SPF asked if Public Service compensation is really so bad? My answer: no way! I think a public service pension is the best game in town if you can play.
Financial Highway offered some tips for yard sale success.
Preet Banerjee said now is the time to get ready for interest rate hikes. He said: “Even though the Bank of Canada has not set anything in stone, it’s wise to consider a future with increased interest rates. A hike means mortgage rates, lines of credit and other forms of borrowing money will get more expensive.” Regardless where rates are headed, I have a plan and I hope to share that with you in a few weeks.
Andrew Hallam said index funds offer a simple plan for retirement riches.
Passive Income Earner is adjusting his DC plan.
Rob Carrick highlighted some of his favourite articles this week – one article telling you not to mistake wealth for financial literacy.

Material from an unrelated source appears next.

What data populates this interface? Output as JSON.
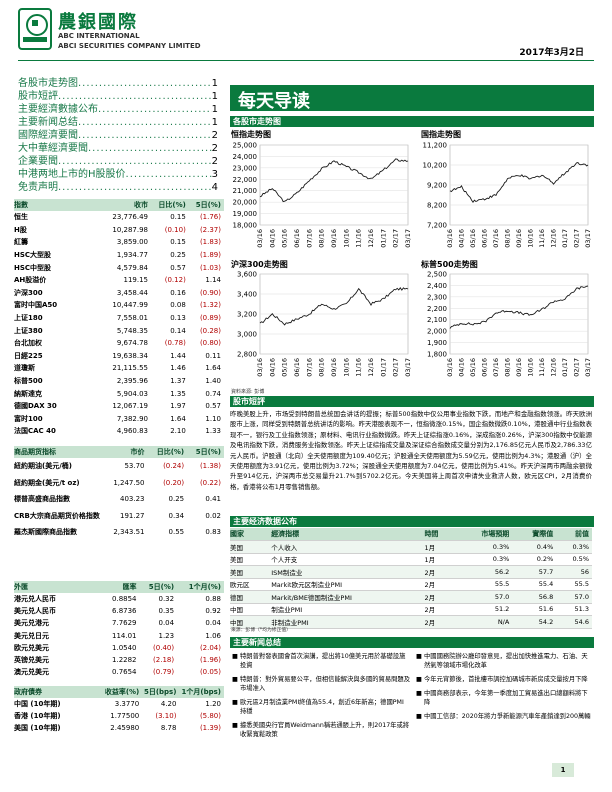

Invest It Wisely shared some mental anchors that are probably holding you back.
Big Cajun Man said…if you have $30 cash….and the answer to the end of this line is, of course, Big Cajun Man buys me dinner.
Check out a great post on Dividend Ninja discussing XDV if you missed it. I like XDV, but for 0.6% in fees per year, I’d rather own most of the companies directly and skip the fees. I almost own most of the companies now.
Canadian Capitalist said to be careful if you keep your dividend paying stocks only in a taxable account. Over time, I’m moving my dividend-payers to my TFSA. I certainly have a few payers unregistered, so Canadian Capitalist’s advice is duly noted but I’m willing to keep them there for some time to come.
Canadian Mortgage Trends provided an overview of The HOMEWORKS Line of Credit.